4.4.2. Non-Compartmental Analysis

The non-compartmental pharmacokinetic parameters, estimated by Phoenix® (WinNonlin® ver 8.1), were the terminal half-life (t1/2), peak plasma concentration (Cmax), time to reach Cmax (Tmax), and area under the plasma concentration vs. time curve from time zero to the last observation time (AUC0→t) and from time zero to infinity (AUC0→∞). Data were expressed as the mean ± SEM and examined with unpaired t-tests for comparisons between two means, considering statistical significance at p < 0.05.

5. Conclusions

The results of the evaluation of the analgesic activity of diclofenac, ketorolac, and methyleugenol administered individually coincide with the reported data.
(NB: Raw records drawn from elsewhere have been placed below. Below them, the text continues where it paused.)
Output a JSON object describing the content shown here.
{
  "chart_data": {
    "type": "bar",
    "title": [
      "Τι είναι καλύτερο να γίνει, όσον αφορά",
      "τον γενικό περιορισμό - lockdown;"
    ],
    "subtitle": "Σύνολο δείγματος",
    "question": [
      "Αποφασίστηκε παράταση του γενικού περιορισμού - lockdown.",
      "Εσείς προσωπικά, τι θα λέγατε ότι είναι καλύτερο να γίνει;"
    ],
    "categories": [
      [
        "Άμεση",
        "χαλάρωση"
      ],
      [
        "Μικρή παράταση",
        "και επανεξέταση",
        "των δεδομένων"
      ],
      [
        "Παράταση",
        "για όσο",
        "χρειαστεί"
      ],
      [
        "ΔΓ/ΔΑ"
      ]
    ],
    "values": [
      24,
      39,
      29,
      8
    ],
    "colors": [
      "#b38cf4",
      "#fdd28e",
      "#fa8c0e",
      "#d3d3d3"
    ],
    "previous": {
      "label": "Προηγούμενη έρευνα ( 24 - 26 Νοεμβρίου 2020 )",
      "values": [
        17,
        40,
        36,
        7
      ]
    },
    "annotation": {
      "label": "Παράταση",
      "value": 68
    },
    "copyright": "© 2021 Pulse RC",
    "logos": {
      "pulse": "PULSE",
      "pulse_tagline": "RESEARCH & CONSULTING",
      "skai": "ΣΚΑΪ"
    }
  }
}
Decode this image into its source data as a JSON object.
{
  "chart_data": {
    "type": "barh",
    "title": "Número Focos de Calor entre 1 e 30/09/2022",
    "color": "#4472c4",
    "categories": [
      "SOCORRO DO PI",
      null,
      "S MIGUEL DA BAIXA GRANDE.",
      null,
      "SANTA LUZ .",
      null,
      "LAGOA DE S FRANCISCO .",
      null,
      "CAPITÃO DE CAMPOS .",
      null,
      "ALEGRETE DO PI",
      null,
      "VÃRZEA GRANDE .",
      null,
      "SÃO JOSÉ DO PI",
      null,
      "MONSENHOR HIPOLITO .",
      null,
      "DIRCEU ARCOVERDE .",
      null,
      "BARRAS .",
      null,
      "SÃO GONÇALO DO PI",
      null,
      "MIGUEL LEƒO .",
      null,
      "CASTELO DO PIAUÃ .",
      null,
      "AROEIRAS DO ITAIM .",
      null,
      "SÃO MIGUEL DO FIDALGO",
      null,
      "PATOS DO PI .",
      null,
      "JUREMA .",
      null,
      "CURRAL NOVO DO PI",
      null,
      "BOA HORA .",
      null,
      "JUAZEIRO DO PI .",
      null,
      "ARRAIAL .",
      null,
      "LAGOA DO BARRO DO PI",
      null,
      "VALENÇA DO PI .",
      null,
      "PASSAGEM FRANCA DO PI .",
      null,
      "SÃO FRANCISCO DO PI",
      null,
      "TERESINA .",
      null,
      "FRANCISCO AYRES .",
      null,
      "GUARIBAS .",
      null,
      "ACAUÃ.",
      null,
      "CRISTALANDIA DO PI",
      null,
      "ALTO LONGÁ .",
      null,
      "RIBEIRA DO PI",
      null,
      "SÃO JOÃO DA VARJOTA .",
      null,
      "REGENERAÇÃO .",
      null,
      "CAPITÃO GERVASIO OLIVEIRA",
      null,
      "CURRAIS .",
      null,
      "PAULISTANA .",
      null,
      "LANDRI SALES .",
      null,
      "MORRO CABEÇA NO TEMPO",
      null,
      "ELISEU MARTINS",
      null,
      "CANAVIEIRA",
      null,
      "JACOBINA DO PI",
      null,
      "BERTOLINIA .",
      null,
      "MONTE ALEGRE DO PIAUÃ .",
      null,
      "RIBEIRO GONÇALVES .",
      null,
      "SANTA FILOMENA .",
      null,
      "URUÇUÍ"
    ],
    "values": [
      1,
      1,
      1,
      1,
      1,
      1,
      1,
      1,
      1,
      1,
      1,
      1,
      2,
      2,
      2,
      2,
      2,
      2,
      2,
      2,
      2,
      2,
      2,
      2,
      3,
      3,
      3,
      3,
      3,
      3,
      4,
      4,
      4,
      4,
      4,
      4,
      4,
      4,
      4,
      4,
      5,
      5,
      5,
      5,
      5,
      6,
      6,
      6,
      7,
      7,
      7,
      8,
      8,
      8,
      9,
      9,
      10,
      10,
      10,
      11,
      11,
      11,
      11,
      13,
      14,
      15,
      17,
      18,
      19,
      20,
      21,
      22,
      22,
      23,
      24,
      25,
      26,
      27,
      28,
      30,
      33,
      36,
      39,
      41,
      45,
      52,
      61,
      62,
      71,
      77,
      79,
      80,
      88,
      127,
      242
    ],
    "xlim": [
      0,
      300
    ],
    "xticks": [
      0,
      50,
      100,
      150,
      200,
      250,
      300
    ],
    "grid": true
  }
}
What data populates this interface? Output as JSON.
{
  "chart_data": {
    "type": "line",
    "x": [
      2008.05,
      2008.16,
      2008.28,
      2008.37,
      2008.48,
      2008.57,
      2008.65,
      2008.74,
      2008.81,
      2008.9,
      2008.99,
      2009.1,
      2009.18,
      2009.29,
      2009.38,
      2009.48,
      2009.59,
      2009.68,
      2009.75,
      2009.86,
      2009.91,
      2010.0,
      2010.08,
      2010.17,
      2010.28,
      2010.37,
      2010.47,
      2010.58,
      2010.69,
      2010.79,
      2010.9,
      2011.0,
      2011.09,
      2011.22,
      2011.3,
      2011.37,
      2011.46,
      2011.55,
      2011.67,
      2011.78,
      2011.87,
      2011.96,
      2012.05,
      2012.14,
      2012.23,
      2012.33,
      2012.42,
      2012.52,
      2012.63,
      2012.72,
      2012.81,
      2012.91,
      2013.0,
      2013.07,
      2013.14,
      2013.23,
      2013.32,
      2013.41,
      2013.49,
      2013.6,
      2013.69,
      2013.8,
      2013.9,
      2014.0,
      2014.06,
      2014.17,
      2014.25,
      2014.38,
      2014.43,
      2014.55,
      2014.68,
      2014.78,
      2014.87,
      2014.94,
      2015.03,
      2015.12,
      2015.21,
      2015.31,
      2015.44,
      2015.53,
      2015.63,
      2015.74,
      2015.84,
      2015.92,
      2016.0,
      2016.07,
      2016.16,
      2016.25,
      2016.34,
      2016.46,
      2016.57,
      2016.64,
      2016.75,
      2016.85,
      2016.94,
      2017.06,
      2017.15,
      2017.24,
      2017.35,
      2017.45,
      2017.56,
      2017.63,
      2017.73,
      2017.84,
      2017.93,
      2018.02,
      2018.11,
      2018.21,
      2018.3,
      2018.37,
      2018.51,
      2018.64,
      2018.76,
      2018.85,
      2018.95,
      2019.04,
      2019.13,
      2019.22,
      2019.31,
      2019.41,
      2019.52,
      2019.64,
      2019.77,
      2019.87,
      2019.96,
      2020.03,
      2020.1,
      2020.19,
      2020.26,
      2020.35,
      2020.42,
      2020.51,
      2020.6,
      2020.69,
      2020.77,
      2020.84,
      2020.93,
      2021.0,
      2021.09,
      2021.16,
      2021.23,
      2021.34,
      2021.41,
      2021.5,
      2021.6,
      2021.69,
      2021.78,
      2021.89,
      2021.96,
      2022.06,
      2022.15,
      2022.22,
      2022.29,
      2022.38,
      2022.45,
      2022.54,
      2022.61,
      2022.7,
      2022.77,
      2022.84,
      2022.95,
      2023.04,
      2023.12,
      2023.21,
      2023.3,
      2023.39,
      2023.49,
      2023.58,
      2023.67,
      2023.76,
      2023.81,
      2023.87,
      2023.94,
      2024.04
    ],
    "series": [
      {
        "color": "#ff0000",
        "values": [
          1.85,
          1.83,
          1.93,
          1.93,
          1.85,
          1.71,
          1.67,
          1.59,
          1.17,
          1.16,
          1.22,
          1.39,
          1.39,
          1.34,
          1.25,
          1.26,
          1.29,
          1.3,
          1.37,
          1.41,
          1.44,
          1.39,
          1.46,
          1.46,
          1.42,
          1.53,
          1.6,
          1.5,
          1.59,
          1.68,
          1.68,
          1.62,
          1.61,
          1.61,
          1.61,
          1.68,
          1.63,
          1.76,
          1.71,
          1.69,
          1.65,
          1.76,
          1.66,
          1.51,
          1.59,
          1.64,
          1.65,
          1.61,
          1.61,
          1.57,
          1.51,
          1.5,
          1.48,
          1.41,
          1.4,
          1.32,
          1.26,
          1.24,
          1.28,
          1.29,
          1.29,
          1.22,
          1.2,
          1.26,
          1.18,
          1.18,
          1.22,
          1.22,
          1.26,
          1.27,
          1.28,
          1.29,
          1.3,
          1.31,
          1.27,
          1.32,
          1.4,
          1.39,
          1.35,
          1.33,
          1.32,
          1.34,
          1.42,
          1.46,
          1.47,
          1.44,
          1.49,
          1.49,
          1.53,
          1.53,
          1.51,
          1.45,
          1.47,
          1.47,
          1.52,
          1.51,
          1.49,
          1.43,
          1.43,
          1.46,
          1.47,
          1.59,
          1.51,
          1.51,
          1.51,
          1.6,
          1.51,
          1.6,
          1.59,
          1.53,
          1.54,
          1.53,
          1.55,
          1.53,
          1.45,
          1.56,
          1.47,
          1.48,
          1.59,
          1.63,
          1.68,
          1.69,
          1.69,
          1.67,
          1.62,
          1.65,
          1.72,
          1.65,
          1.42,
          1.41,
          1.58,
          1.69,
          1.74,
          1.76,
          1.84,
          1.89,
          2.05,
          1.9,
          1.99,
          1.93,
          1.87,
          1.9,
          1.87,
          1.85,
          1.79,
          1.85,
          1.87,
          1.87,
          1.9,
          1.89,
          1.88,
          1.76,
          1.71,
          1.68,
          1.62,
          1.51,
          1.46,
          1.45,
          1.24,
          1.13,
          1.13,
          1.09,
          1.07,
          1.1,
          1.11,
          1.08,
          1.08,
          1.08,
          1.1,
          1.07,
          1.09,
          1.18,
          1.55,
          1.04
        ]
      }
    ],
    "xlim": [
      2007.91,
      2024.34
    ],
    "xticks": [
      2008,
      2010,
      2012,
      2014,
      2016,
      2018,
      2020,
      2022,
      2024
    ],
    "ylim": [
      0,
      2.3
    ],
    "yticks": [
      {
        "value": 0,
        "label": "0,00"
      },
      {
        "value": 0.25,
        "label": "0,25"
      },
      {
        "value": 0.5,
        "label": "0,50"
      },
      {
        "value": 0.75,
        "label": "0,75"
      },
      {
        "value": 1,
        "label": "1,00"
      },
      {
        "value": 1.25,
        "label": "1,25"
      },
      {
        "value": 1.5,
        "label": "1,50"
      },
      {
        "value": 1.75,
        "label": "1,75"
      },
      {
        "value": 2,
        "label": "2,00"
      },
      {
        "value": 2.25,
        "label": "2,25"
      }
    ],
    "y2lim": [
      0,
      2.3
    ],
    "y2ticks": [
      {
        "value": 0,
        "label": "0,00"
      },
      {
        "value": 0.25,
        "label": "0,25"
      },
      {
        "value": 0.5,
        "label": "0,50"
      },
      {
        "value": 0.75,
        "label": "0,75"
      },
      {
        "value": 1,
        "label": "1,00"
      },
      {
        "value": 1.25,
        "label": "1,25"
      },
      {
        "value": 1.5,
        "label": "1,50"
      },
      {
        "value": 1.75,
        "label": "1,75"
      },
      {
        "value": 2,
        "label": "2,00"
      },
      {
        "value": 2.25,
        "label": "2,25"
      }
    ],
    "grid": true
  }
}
The combination of methyleugenol and ketorolac, according to the current findings, likely produces a synergistic effect. In such a case, it should be useful in the treatment of inflammatory pain. In contrast, the combination of methyleugenol and diclofenac had an additive effect, whereas the mechanisms of action of methyleugenol and diclofenac are very similar, and those of methyleugenol and ketorolac exhibit important differences, which is probably the best explanation for the aforementioned drug interactions. Further research is needed to provide greater clarity about the mechanisms involved in the interactions of the compounds in these combinations.